In service of design

Mushrooms make themselves attractive for their spores.

Bioluminescence is rare in land-based organisms – and that applies to fungi too. Of the more than 100,000 species of fungus that have so far been described, only 122 are self-luminous. These include the so-called ‘honey mushrooms’ found in Switzerland, which can use their threads or ‘hyphae’ to spread through wood and make it glow. If you’re lucky, you can find specimens in the autumn, especially on wood that’s lying in damp leaves. Foxfire is another phenomenon: it occurs when certain fungi grow on rotting wood, making it emit a mystic green glow. Researchers have found evidence that these fungi use the light they create to attract insects that then carry away their spores – though they still don’t have conclusive proof.

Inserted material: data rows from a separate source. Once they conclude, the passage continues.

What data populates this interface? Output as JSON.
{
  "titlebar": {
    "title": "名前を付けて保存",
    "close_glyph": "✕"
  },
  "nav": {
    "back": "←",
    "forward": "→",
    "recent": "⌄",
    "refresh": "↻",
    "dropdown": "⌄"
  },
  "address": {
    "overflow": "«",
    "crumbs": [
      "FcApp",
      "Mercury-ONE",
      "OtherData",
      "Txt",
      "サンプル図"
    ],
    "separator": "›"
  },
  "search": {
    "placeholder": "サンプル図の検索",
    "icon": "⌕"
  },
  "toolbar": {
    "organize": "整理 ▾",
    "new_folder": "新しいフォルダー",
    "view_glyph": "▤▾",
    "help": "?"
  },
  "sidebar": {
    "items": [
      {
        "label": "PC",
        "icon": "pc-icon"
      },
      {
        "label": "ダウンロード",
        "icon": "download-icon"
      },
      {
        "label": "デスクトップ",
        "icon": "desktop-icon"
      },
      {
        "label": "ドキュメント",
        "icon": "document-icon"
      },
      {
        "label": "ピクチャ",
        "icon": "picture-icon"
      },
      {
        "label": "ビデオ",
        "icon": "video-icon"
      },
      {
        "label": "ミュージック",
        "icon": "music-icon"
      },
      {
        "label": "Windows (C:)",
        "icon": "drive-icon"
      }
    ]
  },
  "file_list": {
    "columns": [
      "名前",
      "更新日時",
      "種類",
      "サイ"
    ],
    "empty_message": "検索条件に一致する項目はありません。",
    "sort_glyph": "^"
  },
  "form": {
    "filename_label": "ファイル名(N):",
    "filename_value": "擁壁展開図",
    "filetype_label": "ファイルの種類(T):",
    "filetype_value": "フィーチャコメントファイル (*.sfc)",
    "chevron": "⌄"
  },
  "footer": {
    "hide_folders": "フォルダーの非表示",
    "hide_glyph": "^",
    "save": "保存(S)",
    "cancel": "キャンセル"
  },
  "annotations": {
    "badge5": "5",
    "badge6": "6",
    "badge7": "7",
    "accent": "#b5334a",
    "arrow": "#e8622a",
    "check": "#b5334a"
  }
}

This glow can be put to good use all the same, as has now been shown by Francis Schwarze, a researcher at the Swiss Federal Laboratories for Materials Science and Technology (Empa). He found a honey mushroom that glowed especially brightly and set about trying to control the light it emits. He has now developed a fungus-wood hybrid that can be made to glow repeatedly over a period of ten months by regulating the moisture in the wood. “We want to create added value for the wood so that it might be used more sustainably in future”, he says. So far, he’s got it to work with balsa wood, which is very light in weight. But he’s also planning to refine native hardwoods to get them to perform in the same way. They could then be used to make furniture or design objects such as ecological night lights – or even jewellery.

© Keystone

Winning a Nobel Prize

Jellyfish make themselves fluoresce.

The jellyfish Aequorea victoria lives in the Pacific Ocean, mostly off the North American coast. But it has had an impact as far away as Stockholm, where the Nobel Prize in Chemistry is awarded. In contrast to the vast majority of other luminescent organisms, this creature doesn’t produce light by means of the luciferin/luciferase mechanism, but with a protein called aequorin. When activated by calcium, it emits a blue light that in turn causes the jellyfish’s many small appendages to glow. This aequorin is also able to activate the so-called green fluorescent protein (GFP) that turns blue light into green.

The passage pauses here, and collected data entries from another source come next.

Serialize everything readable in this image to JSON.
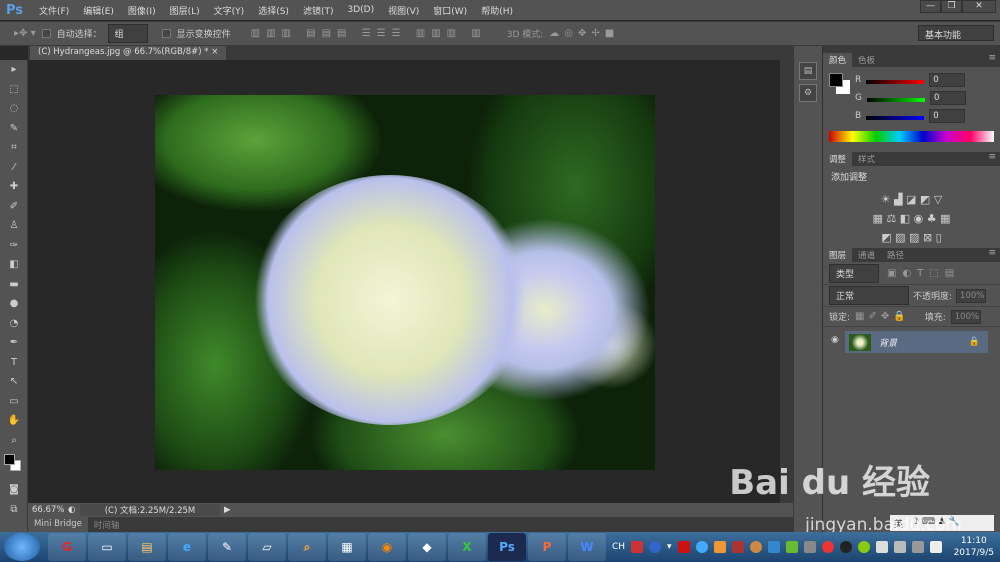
{
  "app": {
    "logo": "Ps",
    "menus": [
      "文件(F)",
      "编辑(E)",
      "图像(I)",
      "图层(L)",
      "文字(Y)",
      "选择(S)",
      "滤镜(T)",
      "3D(D)",
      "视图(V)",
      "窗口(W)",
      "帮助(H)"
    ],
    "window_buttons": [
      "—",
      "❐",
      "✕"
    ]
  },
  "options": {
    "auto_select_label": "自动选择：",
    "auto_select_value": "组",
    "show_transform_label": "显示变换控件",
    "mode_3d_label": "3D 模式:",
    "workspace": "基本功能"
  },
  "document": {
    "tab_title": "(C) Hydrangeas.jpg @ 66.7%(RGB/8#) *",
    "close": "×",
    "zoom": "66.67%",
    "doc_size": "(C) 文档:2.25M/2.25M"
  },
  "bottom_tabs": [
    "Mini Bridge",
    "时间轴"
  ],
  "panels": {
    "color": {
      "tabs": [
        "颜色",
        "色板"
      ],
      "channels": [
        {
          "label": "R",
          "value": "0",
          "color": "#ff0000"
        },
        {
          "label": "G",
          "value": "0",
          "color": "#00ff00"
        },
        {
          "label": "B",
          "value": "0",
          "color": "#0000ff"
        }
      ],
      "foreground": "#000000",
      "background": "#ffffff"
    },
    "adjustments": {
      "tabs": [
        "调整",
        "样式"
      ],
      "title": "添加调整"
    },
    "layers": {
      "tabs": [
        "图层",
        "通道",
        "路径"
      ],
      "filter": "类型",
      "blend_mode": "正常",
      "opacity_label": "不透明度:",
      "opacity": "100%",
      "lock_label": "锁定:",
      "fill_label": "填充:",
      "fill": "100%",
      "layers": [
        {
          "name": "背景",
          "visible": true,
          "locked": true
        }
      ]
    }
  },
  "taskbar": {
    "tray_lang": "CH",
    "time": "11:10",
    "date": "2017/9/5"
  },
  "watermark": {
    "text": "Bai du 经验",
    "url": "jingyan.baidu.com"
  },
  "ime": {
    "label": "英"
  }
}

Unlike luminescence, fluorescence requires excitation to produce light. GFP, for example, can be excited by both blue light and ultraviolet (UV) light. Today, we know that if it is bound to a protein being examined in a laboratory, GFP will show you where the protein you’re seeking is located if it’s exposed to UV light. It was for this discovery – and his research into GFP – that the biochemist Osamu Shinomura was awarded the Nobel Prize in Chemistry in 2008. Since then, GFP has become an indispensable tool in molecular biology labs across the world.

© Science Photo Library / Keystone

And there was light

Coral glowed and eyes emerged.

It’s been more than 2,300 years since Aristotle already observed how living organisms can produce light. In his treatise ‘On the soul’, he described a ‘cold light’ that came from the sea. Today we know that this marine luminescence is created by bacteria. But bioluminescence itself is much older still. Just how old has become clearer since a study conducted in 2024 in which an international research team investigated the evolutionary history of so-called octocorallia. They analysed a comprehensive genetic dataset and fossil finds of these deep-sea corals (called ‘octocorallia’ because of their eightfold symmetry) and discovered that they developed their ability to glow some 540 million years ago – which was conveniently the same time when animal species first developed eyes. Previously, it was believed that ostracods – a group of tiny crustaceans – had invented bioluminescence 267 million years ago. But in total, organisms from more than 800 genera have developed the ability to glow over 100 times, all independently of each other.